In fact, in recent years, it is those with a college degree – women as well as men – who are most likely to get married and stay married. In the past, more studious women were less likely to tie the knot. In 1950, only 67% of women with a college degree had ever married by age 55, compared with 93% of women with less than a college degree; there was no such gap between more and less educated men. But in the ensuing decades, a woman with an education became not only more common, but more desirable. Men increasingly view a partner’s ability to contribute economically imperative, and women with a college degree are best able to bring home the bacon, sometimes more than their male counterparts – even if the couple won’t admit it. For today’s young adults, economic attractiveness of women as well as men are important attributes for prospective mates.

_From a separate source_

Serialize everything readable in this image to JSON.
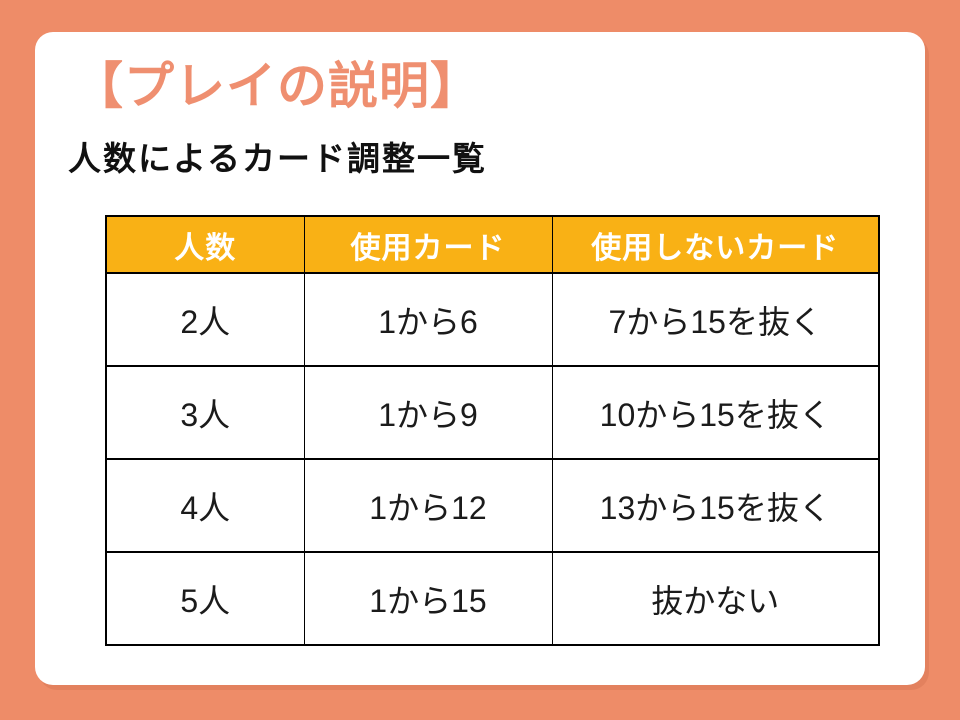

So what to make of studies showing that women fare less well on internet dating sites than do men? While the internet clearly has become more popular as a venue for meeting partners, not all who are exploring dating apps are focused on forming relationships. Nancy Jo Sales, in a popular Vanity Fair article, described dating apps as “The Dating Apocalypse,” enabling men in cities with unequal sex ratios to call the terms of interaction, which generally resulted in sex without strings. Many couples do, however, meet via dating apps and go on to engage in relationships – but there is a great deal of variation in who searches on-line for love.
So, for those seeking love in cyberspace, what advice can we take away from the research? First, be clear about what you’re looking for in the relationship. For about a third of the couples we interviewed who met online, their initial purpose was to find a sexual partner, not a romantic one. For the couples we talked to, these unions, which were initially casual, blossomed into something more. While this is not unusual and can be a step in relationship progression, others intentionally went looking for love. As long as partners are on the same page about their expectations, each individual is likely to be more satisfied with how the union unfolds.

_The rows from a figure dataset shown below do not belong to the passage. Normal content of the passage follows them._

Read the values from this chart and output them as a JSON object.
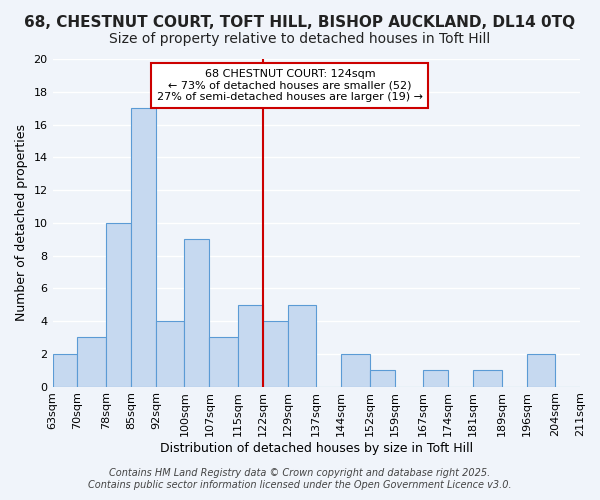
{
  "title_line1": "68, CHESTNUT COURT, TOFT HILL, BISHOP AUCKLAND, DL14 0TQ",
  "title_line2": "Size of property relative to detached houses in Toft Hill",
  "xlabel": "Distribution of detached houses by size in Toft Hill",
  "ylabel": "Number of detached properties",
  "bins": [
    63,
    70,
    78,
    85,
    92,
    100,
    107,
    115,
    122,
    129,
    137,
    144,
    152,
    159,
    167,
    174,
    181,
    189,
    196,
    204,
    211
  ],
  "counts": [
    2,
    3,
    10,
    17,
    4,
    9,
    3,
    5,
    4,
    5,
    0,
    2,
    1,
    0,
    1,
    0,
    1,
    0,
    2,
    0
  ],
  "bar_color": "#c6d9f0",
  "bar_edge_color": "#5b9bd5",
  "vline_x": 122,
  "vline_color": "#cc0000",
  "ylim": [
    0,
    20
  ],
  "yticks": [
    0,
    2,
    4,
    6,
    8,
    10,
    12,
    14,
    16,
    18,
    20
  ],
  "tick_labels": [
    "63sqm",
    "70sqm",
    "78sqm",
    "85sqm",
    "92sqm",
    "100sqm",
    "107sqm",
    "115sqm",
    "122sqm",
    "129sqm",
    "137sqm",
    "144sqm",
    "152sqm",
    "159sqm",
    "167sqm",
    "174sqm",
    "181sqm",
    "189sqm",
    "196sqm",
    "204sqm",
    "211sqm"
  ],
  "annotation_title": "68 CHESTNUT COURT: 124sqm",
  "annotation_line1": "← 73% of detached houses are smaller (52)",
  "annotation_line2": "27% of semi-detached houses are larger (19) →",
  "annotation_box_color": "#ffffff",
  "annotation_box_edge": "#cc0000",
  "footer_line1": "Contains HM Land Registry data © Crown copyright and database right 2025.",
  "footer_line2": "Contains public sector information licensed under the Open Government Licence v3.0.",
  "bg_color": "#f0f4fa",
  "grid_color": "#ffffff",
  "title_fontsize": 11,
  "subtitle_fontsize": 10,
  "axis_label_fontsize": 9,
  "tick_fontsize": 8,
  "footer_fontsize": 7
}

Next, look for partners with whom you already share an interest. Specialty dating sites such as those for Jewish singles, those seeking a rural partner, or ones that cater to older adults can provide some of this initial filtering. However, the absence of a shared social network means that couples who meet online enter their relationships with less in common. Still, by seeking out people who have similar interests (be it sports, music, politics, or any number of topics) it is easier to facilitate conversation.
Finally, build trust, but be wary of over-disclosure, especially in the early stages of the relationship. The relative anonymity of cyberspace facilitated deeper discussions than, say, sitting across from one another at a restaurant table on a first or second date might have. Whether emailing, chatting online, or texting, it seemed to be easier for some couples to get close quickly because they talked about things they might not otherwise have if they had met in person. But, just as this strategy pushes some relationships along, it can also make “ghosting”, when one partner simply cuts off all communication, easier. Getting too close, too quickly while never having met face-to-face makes ending the relationship an appealing prospect for some. If the relationship seems to have potential, go ahead and meet in person, sooner rather than later.

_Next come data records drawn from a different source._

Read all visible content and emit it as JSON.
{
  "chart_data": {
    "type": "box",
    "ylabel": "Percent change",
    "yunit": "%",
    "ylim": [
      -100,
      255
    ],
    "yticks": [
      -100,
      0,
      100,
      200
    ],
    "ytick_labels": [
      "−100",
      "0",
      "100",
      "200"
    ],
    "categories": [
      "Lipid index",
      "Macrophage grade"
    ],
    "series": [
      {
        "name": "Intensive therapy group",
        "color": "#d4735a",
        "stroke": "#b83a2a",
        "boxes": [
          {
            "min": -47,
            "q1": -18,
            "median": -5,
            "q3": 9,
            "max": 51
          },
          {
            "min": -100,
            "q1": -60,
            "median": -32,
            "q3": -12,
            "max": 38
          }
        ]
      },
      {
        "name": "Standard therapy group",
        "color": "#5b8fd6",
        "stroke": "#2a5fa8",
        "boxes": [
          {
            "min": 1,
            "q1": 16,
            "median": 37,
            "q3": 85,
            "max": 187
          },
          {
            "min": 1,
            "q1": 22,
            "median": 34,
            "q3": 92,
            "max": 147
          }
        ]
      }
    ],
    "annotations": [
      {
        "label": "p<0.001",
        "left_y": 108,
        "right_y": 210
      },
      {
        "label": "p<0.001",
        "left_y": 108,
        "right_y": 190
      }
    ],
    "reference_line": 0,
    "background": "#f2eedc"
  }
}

While dating can be intimidating, and studies like the one profiled above can make it seem rigged, it is important to remember that people find love every day. Online dating can be a pathway to successful unions, particularly if individuals are clear about their initial expectations for the relationship, seek out others with shared interests, and transition the union offline relatively quickly. And, importantly, seeking out partners who have similar characteristics as you do rather than being overly prescriptive or consistently trying to “punch above your weight” can be a key to winning the game of love in cyberspace.